Sex- and ketogenesis-dependent effects of intermittent fasting against diet-induced obesity and fatty liver disease. Co-authored preprint investigating the role of hepatic ketogenesis in the metabolic benefits of intermittent fasting using scRNA-seq. doi:10.1101/2025.11.17.688915

GLYATL1 Endocrine Resistance

Breast Cancer, Endocrine Resistance, Metabolism, Epigenetics, scRNA-seq, Research

GLYATL1 is associated with metabolic and epigenetic changes and with endocrine resistance in luminal breast cancer. Co-authored preprint investigating ERα-positive luminal breast cancer and AI-resistance. doi:10.1101/2025.10.17.682994

Figure 1: Interactive visualization of curriculum vitae (CV) topology via real-time dimensionality reduction. The dashboard functions as a real-time simulation, utilizing a scikit-learn backend to dynamically process structural and semantic features of CV items. (A) The primary view renders CV entries (e.g., Projects, Publications) as nodes within a 2D manifold.
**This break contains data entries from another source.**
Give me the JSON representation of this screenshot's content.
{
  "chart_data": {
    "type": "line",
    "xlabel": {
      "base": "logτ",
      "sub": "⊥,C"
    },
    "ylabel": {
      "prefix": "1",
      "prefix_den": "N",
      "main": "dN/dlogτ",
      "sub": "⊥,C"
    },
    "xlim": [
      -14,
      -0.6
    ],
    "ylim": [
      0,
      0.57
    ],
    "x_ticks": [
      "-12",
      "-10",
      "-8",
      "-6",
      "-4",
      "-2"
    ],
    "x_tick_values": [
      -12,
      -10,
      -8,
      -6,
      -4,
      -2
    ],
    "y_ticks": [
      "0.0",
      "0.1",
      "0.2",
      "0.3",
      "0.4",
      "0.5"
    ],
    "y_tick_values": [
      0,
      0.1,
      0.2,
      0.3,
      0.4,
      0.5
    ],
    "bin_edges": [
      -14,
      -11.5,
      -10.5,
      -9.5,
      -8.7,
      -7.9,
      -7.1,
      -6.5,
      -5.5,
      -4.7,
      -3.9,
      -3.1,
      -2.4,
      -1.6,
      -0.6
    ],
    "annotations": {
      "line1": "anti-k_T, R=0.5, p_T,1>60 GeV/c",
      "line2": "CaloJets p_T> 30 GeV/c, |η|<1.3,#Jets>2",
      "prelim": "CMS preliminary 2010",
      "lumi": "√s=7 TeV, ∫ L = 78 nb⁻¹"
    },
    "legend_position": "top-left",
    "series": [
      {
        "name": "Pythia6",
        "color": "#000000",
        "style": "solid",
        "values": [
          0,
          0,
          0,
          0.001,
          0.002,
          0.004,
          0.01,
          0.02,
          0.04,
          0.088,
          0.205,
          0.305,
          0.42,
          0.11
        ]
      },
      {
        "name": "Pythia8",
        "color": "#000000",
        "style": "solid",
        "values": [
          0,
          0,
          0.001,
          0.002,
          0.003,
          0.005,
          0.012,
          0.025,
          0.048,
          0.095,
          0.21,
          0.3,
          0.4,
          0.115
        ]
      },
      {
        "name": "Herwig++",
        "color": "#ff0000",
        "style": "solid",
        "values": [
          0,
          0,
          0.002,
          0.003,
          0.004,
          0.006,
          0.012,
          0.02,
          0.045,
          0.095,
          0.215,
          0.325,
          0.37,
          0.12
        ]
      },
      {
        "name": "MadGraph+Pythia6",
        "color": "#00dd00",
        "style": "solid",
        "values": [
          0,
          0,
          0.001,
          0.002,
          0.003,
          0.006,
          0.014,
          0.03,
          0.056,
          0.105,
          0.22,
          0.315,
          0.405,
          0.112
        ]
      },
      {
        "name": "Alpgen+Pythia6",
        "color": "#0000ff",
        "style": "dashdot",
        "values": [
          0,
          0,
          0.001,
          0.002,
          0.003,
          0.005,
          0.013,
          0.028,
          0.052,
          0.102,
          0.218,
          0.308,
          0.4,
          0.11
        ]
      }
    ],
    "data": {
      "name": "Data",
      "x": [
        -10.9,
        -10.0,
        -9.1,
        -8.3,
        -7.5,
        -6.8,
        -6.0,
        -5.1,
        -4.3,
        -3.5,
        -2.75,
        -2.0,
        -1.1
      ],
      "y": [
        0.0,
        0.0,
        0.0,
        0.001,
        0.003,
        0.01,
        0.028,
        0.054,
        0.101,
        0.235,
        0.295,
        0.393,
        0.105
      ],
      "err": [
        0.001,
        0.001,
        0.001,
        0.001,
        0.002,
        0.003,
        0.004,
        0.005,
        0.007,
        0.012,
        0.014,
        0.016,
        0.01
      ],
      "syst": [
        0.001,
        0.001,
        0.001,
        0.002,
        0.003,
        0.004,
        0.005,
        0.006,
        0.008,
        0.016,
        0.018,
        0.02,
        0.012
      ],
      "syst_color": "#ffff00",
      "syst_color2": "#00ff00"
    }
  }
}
User-defined constraints (bottom-left sliders) trigger immediate re-computation of Principal Component Analysis (PCA) and UMAP (Uniform Manifold Approximation and Projection) reductions, reorganizing the layout based on high-dimensional feature vectors. (B, C) Detail views for selected nodes. (D) Real-time scree plot showing the explained variance ratio for the first six principal components. (E) Feature loading analysis for the first principal component (PC1), quantifying the contribution of specific attributes—such as categorical tags or semantic similarity—to the current clustering configuration.